In the work of Reed et al., a test system for detecting Zika virus using isothermal amplification by the NASBA method in combination with a deoxyribozyme cascade, with a color-change result, was presented; the entire duration of the test takes about 2 h [
23]. Due to the amplification and application of DNAzymes, the sensitivity reached ~10
6 copies/mL viral RNA; this correlates with viral RNA levels of 7 × 10
6–9 × 10
8 copies/mL in the blood of symptomatic patients. Among the disadvantages noted by the authors of the article themselves, a thermostat is needed to conduct the test, the NASBA reaction proceeds at 41 °C, and for the deoxyribozymes to work a temperature of 50 °C is required. They also note that, in the current test format, signal generation is suppressed by the NASBA buffer components if more than 10% of the mixture is used.
In the future, the creation of a four-stage detection system is planned.
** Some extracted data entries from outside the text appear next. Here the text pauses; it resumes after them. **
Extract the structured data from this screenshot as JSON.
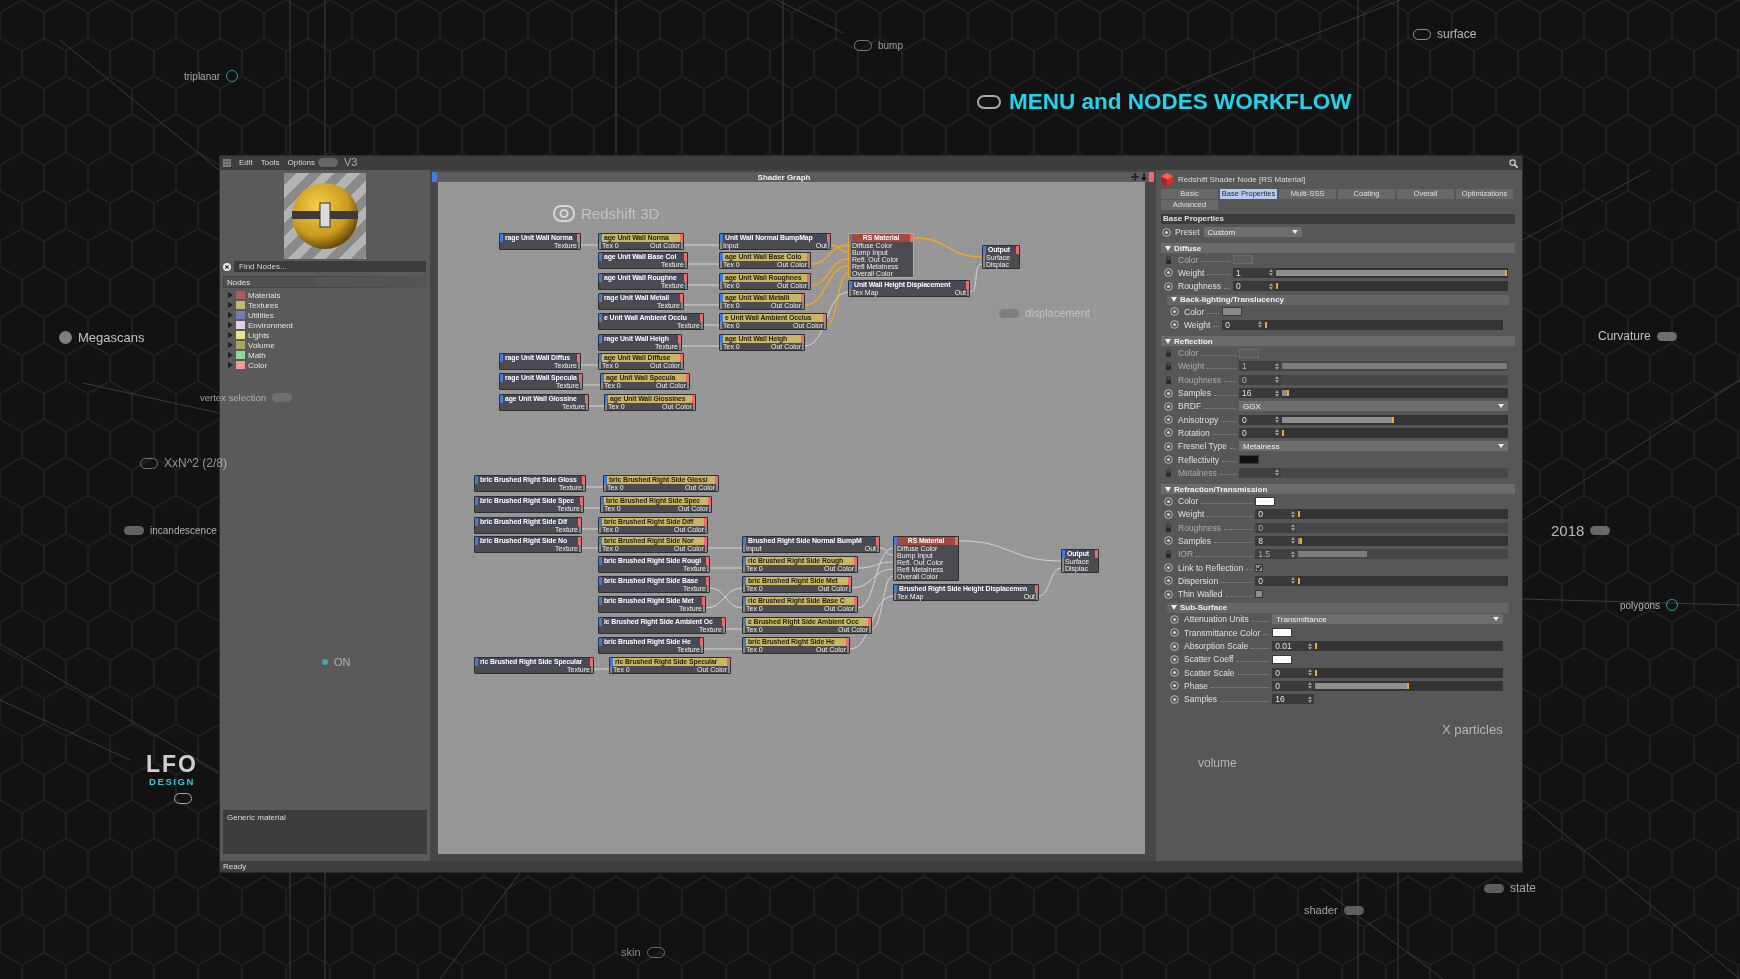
{
  "headline": {
    "text": "MENU and NODES WORKFLOW"
  },
  "labels": [
    {
      "text": "triplanar",
      "kind": "ring"
    },
    {
      "text": "bump",
      "kind": "outline"
    },
    {
      "text": "surface",
      "kind": "outline"
    },
    {
      "text": "Megascans",
      "kind": "dot"
    },
    {
      "text": "Curvature",
      "kind": "pill"
    },
    {
      "text": "vertex selection",
      "kind": "pill"
    },
    {
      "text": "XxN^2 (2/8)",
      "kind": "outline"
    },
    {
      "text": "incandescence",
      "kind": "pill"
    },
    {
      "text": "2018",
      "kind": "pill"
    },
    {
      "text": "polygons",
      "kind": "ring"
    },
    {
      "text": "ON",
      "kind": "spot"
    },
    {
      "text": "shader",
      "kind": "pill"
    },
    {
      "text": "state",
      "kind": "pill"
    },
    {
      "text": "skin",
      "kind": "outline"
    },
    {
      "text": "displacement",
      "kind": "pill"
    },
    {
      "text": "Redshift 3D",
      "kind": "logo"
    },
    {
      "text": "X particles",
      "kind": "plain"
    },
    {
      "text": "volume",
      "kind": "plain"
    },
    {
      "text": "V3",
      "kind": "pill"
    }
  ],
  "logo": {
    "name": "LFO",
    "subtitle": "DESIGN"
  },
  "window": {
    "menu": [
      "Edit",
      "Tools",
      "Options"
    ],
    "left_panel": {
      "search": {
        "placeholder": "Find Nodes..."
      },
      "tree_header": "Nodes",
      "categories": [
        {
          "label": "Materials",
          "color": "#a85c5c",
          "expanded": false
        },
        {
          "label": "Textures",
          "color": "#c8b878",
          "expanded": false
        },
        {
          "label": "Utilities",
          "color": "#7b78b8",
          "expanded": false
        },
        {
          "label": "Environment",
          "color": "#e4cfea",
          "expanded": false
        },
        {
          "label": "Lights",
          "color": "#f2e08a",
          "expanded": false
        },
        {
          "label": "Volume",
          "color": "#a8a266",
          "expanded": false
        },
        {
          "label": "Math",
          "color": "#8fd8a4",
          "expanded": false
        },
        {
          "label": "Color",
          "color": "#ee9a96",
          "expanded": false
        }
      ],
      "description": "Generic material"
    },
    "graph": {
      "title": "Shader Graph",
      "nodes": [
        {
          "title": "rage Unit Wall Norma",
          "kind": "file",
          "selected": false,
          "outputs": [
            "Texture"
          ]
        },
        {
          "title": "age Unit Wall Norma",
          "kind": "texture",
          "selected": false,
          "inputs": [
            "Tex 0"
          ],
          "outputs": [
            "Out Color"
          ]
        },
        {
          "title": "Unit Wall Normal BumpMap",
          "kind": "bump",
          "selected": false,
          "inputs": [
            "Input"
          ],
          "outputs": [
            "Out"
          ]
        },
        {
          "title": "RS Material",
          "kind": "material",
          "selected": true,
          "inputs": [
            "Diffuse Color",
            "Bump Input",
            "Refl. Out Color",
            "Refl Metalness",
            "Overall Color"
          ]
        },
        {
          "title": "age Unit Wall Base Col",
          "kind": "file",
          "selected": false,
          "outputs": [
            "Texture"
          ]
        },
        {
          "title": "age Unit Wall Base Colo",
          "kind": "texture",
          "selected": false,
          "inputs": [
            "Tex 0"
          ],
          "outputs": [
            "Out Color"
          ]
        },
        {
          "title": "Output",
          "kind": "output",
          "selected": false,
          "inputs": [
            "Surface",
            "Displac"
          ]
        },
        {
          "title": "age Unit Wall Roughne",
          "kind": "file",
          "selected": false,
          "outputs": [
            "Texture"
          ]
        },
        {
          "title": "age Unit Wall Roughnes",
          "kind": "texture",
          "selected": false,
          "inputs": [
            "Tex 0"
          ],
          "outputs": [
            "Out Color"
          ]
        },
        {
          "title": "Unit Wall Height Displacement",
          "kind": "displacement",
          "selected": false,
          "inputs": [
            "Tex Map"
          ],
          "outputs": [
            "Out"
          ]
        },
        {
          "title": "rage Unit Wall Metall",
          "kind": "file",
          "selected": false,
          "outputs": [
            "Texture"
          ]
        },
        {
          "title": "age Unit Wall Metalli",
          "kind": "texture",
          "selected": false,
          "inputs": [
            "Tex 0"
          ],
          "outputs": [
            "Out Color"
          ]
        },
        {
          "title": "e Unit Wall Ambient Occlu",
          "kind": "file",
          "selected": false,
          "outputs": [
            "Texture"
          ]
        },
        {
          "title": "e Unit Wall Ambient Occlus",
          "kind": "texture",
          "selected": false,
          "inputs": [
            "Tex 0"
          ],
          "outputs": [
            "Out Color"
          ]
        },
        {
          "title": "rage Unit Wall Heigh",
          "kind": "file",
          "selected": false,
          "outputs": [
            "Texture"
          ]
        },
        {
          "title": "age Unit Wall Heigh",
          "kind": "texture",
          "selected": false,
          "inputs": [
            "Tex 0"
          ],
          "outputs": [
            "Out Color"
          ]
        },
        {
          "title": "rage Unit Wall Diffus",
          "kind": "file",
          "selected": false,
          "outputs": [
            "Texture"
          ]
        },
        {
          "title": "age Unit Wall Diffuse",
          "kind": "texture",
          "selected": false,
          "inputs": [
            "Tex 0"
          ],
          "outputs": [
            "Out Color"
          ]
        },
        {
          "title": "rage Unit Wall Specula",
          "kind": "file",
          "selected": false,
          "outputs": [
            "Texture"
          ]
        },
        {
          "title": "age Unit Wall Specula",
          "kind": "texture",
          "selected": false,
          "inputs": [
            "Tex 0"
          ],
          "outputs": [
            "Out Color"
          ]
        },
        {
          "title": "age Unit Wall Glossine",
          "kind": "file",
          "selected": false,
          "outputs": [
            "Texture"
          ]
        },
        {
          "title": "age Unit Wall Glossines",
          "kind": "texture",
          "selected": false,
          "inputs": [
            "Tex 0"
          ],
          "outputs": [
            "Out Color"
          ]
        },
        {
          "title": "bric Brushed Right Side Gloss",
          "kind": "file",
          "selected": false,
          "outputs": [
            "Texture"
          ]
        },
        {
          "title": "bric Brushed Right Side Glossi",
          "kind": "texture",
          "selected": false,
          "inputs": [
            "Tex 0"
          ],
          "outputs": [
            "Out Color"
          ]
        },
        {
          "title": "bric Brushed Right Side Spec",
          "kind": "file",
          "selected": false,
          "outputs": [
            "Texture"
          ]
        },
        {
          "title": "bric Brushed Right Side Spec",
          "kind": "texture",
          "selected": false,
          "inputs": [
            "Tex 0"
          ],
          "outputs": [
            "Out Color"
          ]
        },
        {
          "title": "bric Brushed Right Side Dif",
          "kind": "file",
          "selected": false,
          "outputs": [
            "Texture"
          ]
        },
        {
          "title": "bric Brushed Right Side Diff",
          "kind": "texture",
          "selected": false,
          "inputs": [
            "Tex 0"
          ],
          "outputs": [
            "Out Color"
          ]
        },
        {
          "title": "bric Brushed Right Side No",
          "kind": "file",
          "selected": false,
          "outputs": [
            "Texture"
          ]
        },
        {
          "title": "bric Brushed Right Side Nor",
          "kind": "texture",
          "selected": false,
          "inputs": [
            "Tex 0"
          ],
          "outputs": [
            "Out Color"
          ]
        },
        {
          "title": "Brushed Right Side Normal BumpM",
          "kind": "bump",
          "selected": false,
          "inputs": [
            "Input"
          ],
          "outputs": [
            "Out"
          ]
        },
        {
          "title": "RS Material",
          "kind": "material",
          "selected": false,
          "inputs": [
            "Diffuse Color",
            "Bump Input",
            "Refl. Out Color",
            "Refl Metalness",
            "Overall Color"
          ]
        },
        {
          "title": "bric Brushed Right Side Rougl",
          "kind": "file",
          "selected": false,
          "outputs": [
            "Texture"
          ]
        },
        {
          "title": "ric Brushed Right Side Rough",
          "kind": "texture",
          "selected": false,
          "inputs": [
            "Tex 0"
          ],
          "outputs": [
            "Out Color"
          ]
        },
        {
          "title": "Output",
          "kind": "output",
          "selected": false,
          "inputs": [
            "Surface",
            "Displac"
          ]
        },
        {
          "title": "bric Brushed Right Side Base",
          "kind": "file",
          "selected": false,
          "outputs": [
            "Texture"
          ]
        },
        {
          "title": "bric Brushed Right Side Met",
          "kind": "texture",
          "selected": false,
          "inputs": [
            "Tex 0"
          ],
          "outputs": [
            "Out Color"
          ]
        },
        {
          "title": "Brushed Right Side Height Displacemen",
          "kind": "displacement",
          "selected": false,
          "inputs": [
            "Tex Map"
          ],
          "outputs": [
            "Out"
          ]
        },
        {
          "title": "bric Brushed Right Side Met",
          "kind": "file",
          "selected": false,
          "outputs": [
            "Texture"
          ]
        },
        {
          "title": "ric Brushed Right Side Base C",
          "kind": "texture",
          "selected": false,
          "inputs": [
            "Tex 0"
          ],
          "outputs": [
            "Out Color"
          ]
        },
        {
          "title": "ic Brushed Right Side Ambient Oc",
          "kind": "file",
          "selected": false,
          "outputs": [
            "Texture"
          ]
        },
        {
          "title": "c Brushed Right Side Ambient Occ",
          "kind": "texture",
          "selected": false,
          "inputs": [
            "Tex 0"
          ],
          "outputs": [
            "Out Color"
          ]
        },
        {
          "title": "bric Brushed Right Side He",
          "kind": "file",
          "selected": false,
          "outputs": [
            "Texture"
          ]
        },
        {
          "title": "bric Brushed Right Side He",
          "kind": "texture",
          "selected": false,
          "inputs": [
            "Tex 0"
          ],
          "outputs": [
            "Out Color"
          ]
        },
        {
          "title": "ric Brushed Right Side Specular",
          "kind": "file",
          "selected": false,
          "outputs": [
            "Texture"
          ]
        },
        {
          "title": "ric Brushed Right Side Specular",
          "kind": "texture",
          "selected": false,
          "inputs": [
            "Tex 0"
          ],
          "outputs": [
            "Out Color"
          ]
        }
      ]
    },
    "inspector": {
      "title": "Redshift Shader Node [RS Material]",
      "tabs": [
        {
          "label": "Basic",
          "selected": false
        },
        {
          "label": "Base Properties",
          "selected": true
        },
        {
          "label": "Multi-SSS",
          "selected": false
        },
        {
          "label": "Coating",
          "selected": false
        },
        {
          "label": "Overall",
          "selected": false
        },
        {
          "label": "Optimizations",
          "selected": false
        },
        {
          "label": "Advanced",
          "selected": false
        }
      ],
      "section": "Base Properties",
      "preset": {
        "label": "Preset",
        "value": "Custom"
      },
      "groups": [
        {
          "title": "Diffuse",
          "expanded": true,
          "rows": [
            {
              "kind": "swatch",
              "label": "Color",
              "color": "#5c5c5c",
              "disabled": true
            },
            {
              "kind": "slider",
              "label": "Weight",
              "value": "1",
              "level": 1,
              "disabled": false
            },
            {
              "kind": "slider",
              "label": "Roughness",
              "value": "0",
              "level": 0,
              "disabled": false
            }
          ],
          "children": [
            {
              "title": "Back-lighting/Translucency",
              "expanded": true,
              "rows": [
                {
                  "kind": "swatch",
                  "label": "Color",
                  "color": "#8a8a8a",
                  "disabled": false
                },
                {
                  "kind": "slider",
                  "label": "Weight",
                  "value": "0",
                  "level": 0,
                  "disabled": false
                }
              ]
            }
          ]
        },
        {
          "title": "Reflection",
          "expanded": true,
          "rows": [
            {
              "kind": "swatch",
              "label": "Color",
              "color": "#5a5a5a",
              "disabled": true
            },
            {
              "kind": "slider",
              "label": "Weight",
              "value": "1",
              "level": 1,
              "disabled": true
            },
            {
              "kind": "slider",
              "label": "Roughness",
              "value": "0",
              "disabled": true
            },
            {
              "kind": "slider",
              "label": "Samples",
              "value": "16",
              "level": 0.03,
              "disabled": false
            },
            {
              "kind": "dropdown",
              "label": "BRDF",
              "value": "GGX",
              "disabled": false
            },
            {
              "kind": "slider",
              "label": "Anisotropy",
              "value": "0",
              "level": 0.5,
              "disabled": false
            },
            {
              "kind": "slider",
              "label": "Rotation",
              "value": "0",
              "level": 0,
              "disabled": false
            },
            {
              "kind": "dropdown",
              "label": "Fresnel Type",
              "value": "Metalness",
              "disabled": false
            },
            {
              "kind": "swatch",
              "label": "Reflectivity",
              "color": "#111111",
              "disabled": false
            },
            {
              "kind": "slider",
              "label": "Metalness",
              "disabled": true
            }
          ]
        },
        {
          "title": "Refraction/Transmission",
          "expanded": true,
          "rows": [
            {
              "kind": "swatch",
              "label": "Color",
              "color": "#ffffff",
              "disabled": false
            },
            {
              "kind": "slider",
              "label": "Weight",
              "value": "0",
              "level": 0,
              "disabled": false
            },
            {
              "kind": "slider",
              "label": "Roughness",
              "value": "0",
              "disabled": true
            },
            {
              "kind": "slider",
              "label": "Samples",
              "value": "8",
              "level": 0.02,
              "disabled": false
            },
            {
              "kind": "slider",
              "label": "IOR",
              "value": "1.5",
              "level": 0.33,
              "disabled": true
            },
            {
              "kind": "checkbox",
              "label": "Link to Reflection",
              "checked": true,
              "disabled": false
            },
            {
              "kind": "slider",
              "label": "Dispersion",
              "value": "0",
              "level": 0,
              "disabled": false
            },
            {
              "kind": "checkbox",
              "label": "Thin Walled",
              "checked": false,
              "disabled": false
            }
          ],
          "children": [
            {
              "title": "Sub-Surface",
              "expanded": true,
              "rows": [
                {
                  "kind": "dropdown",
                  "label": "Attenuation Units",
                  "value": "Transmittance",
                  "disabled": false
                },
                {
                  "kind": "swatch",
                  "label": "Transmittance Color",
                  "color": "#ffffff",
                  "disabled": false
                },
                {
                  "kind": "slider",
                  "label": "Absorption Scale",
                  "value": "0.01",
                  "level": 0,
                  "disabled": false
                },
                {
                  "kind": "swatch",
                  "label": "Scatter Coeff",
                  "color": "#ffffff",
                  "disabled": false
                },
                {
                  "kind": "slider",
                  "label": "Scatter Scale",
                  "value": "0",
                  "level": 0,
                  "disabled": false
                },
                {
                  "kind": "slider",
                  "label": "Phase",
                  "value": "0",
                  "level": 0.5,
                  "disabled": false
                },
                {
                  "kind": "number",
                  "label": "Samples",
                  "value": "16",
                  "disabled": false
                }
              ]
            }
          ]
        }
      ]
    },
    "status": "Ready"
  }
}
It will consist of sequential reactions, proceed at 37 °C, and include reverse transcription, isothermal amplification (RPA and transcriptions) and direct detection by Dz_NiVs. The convenience of this biosensor model is due to the same catalytic core being used for each target, while the nucleotide binding sequences of the DNAzyme (arms) can be easily modified to suit a panel of fluorescent substrates or target sequences. We are also aiming to develop a biosensor design which will be appropriate for the differential detection of two closely related viruses, Nipah and Hendra, with similar distribution regions and disease symptoms, in one test tube. This can be achieved by creating individual fluorescent substrates for Nipah and for Hendra virus detection, labeled with different fluorophore–quencher pairs. At the same time, the DNAzyme arm sequences will also be modified for complementary recognition of target RNAs. Using an isothermal fluorescence reader with three detection channels (FAM, HEX and ROX), we may detect both Nipah and Hendra virus RNA in parallel at the same time. This test, which can detect co-infection, will be useful because these cases may require different treatment regimens and adjustments to monitor the spread of the viruses.
5. Conclusions
In this work, an inexpensive, high-precision, fast biosensor based on deoxyribozyme 10–23 was constructed for the detection of the Nipah virus. In the presence of Nipah virus RNA and magnesium ions, the DNAzyme catalytic core is assembled, which cleaves the hairpin substrate labeled with a fluorophore and a quencher, due to which the fluorophore is released into the solution. To obtain a detection result, 20 min is enough, and the incubation takes place at 37 °C, which is important for analysis in the field. The biosensor requires pre-assembly, but it has been shown that it can be stored at −20 °C and subjected to three freeze–thaw cycles without loss of catalytic activity, which will be important in creating a test system with pre-amplification and detection steps and transferring it to usage. In the future, we plan to optimize the DzNiV biosensor for the detection of Nipah viral RNA in clinical samples. Biological samples may contain insufficient numbers of virus copies for detection by the Dz_Niv biosensor, so the developed test system will include the following steps: reverse transcription, amplification, transcription and detection.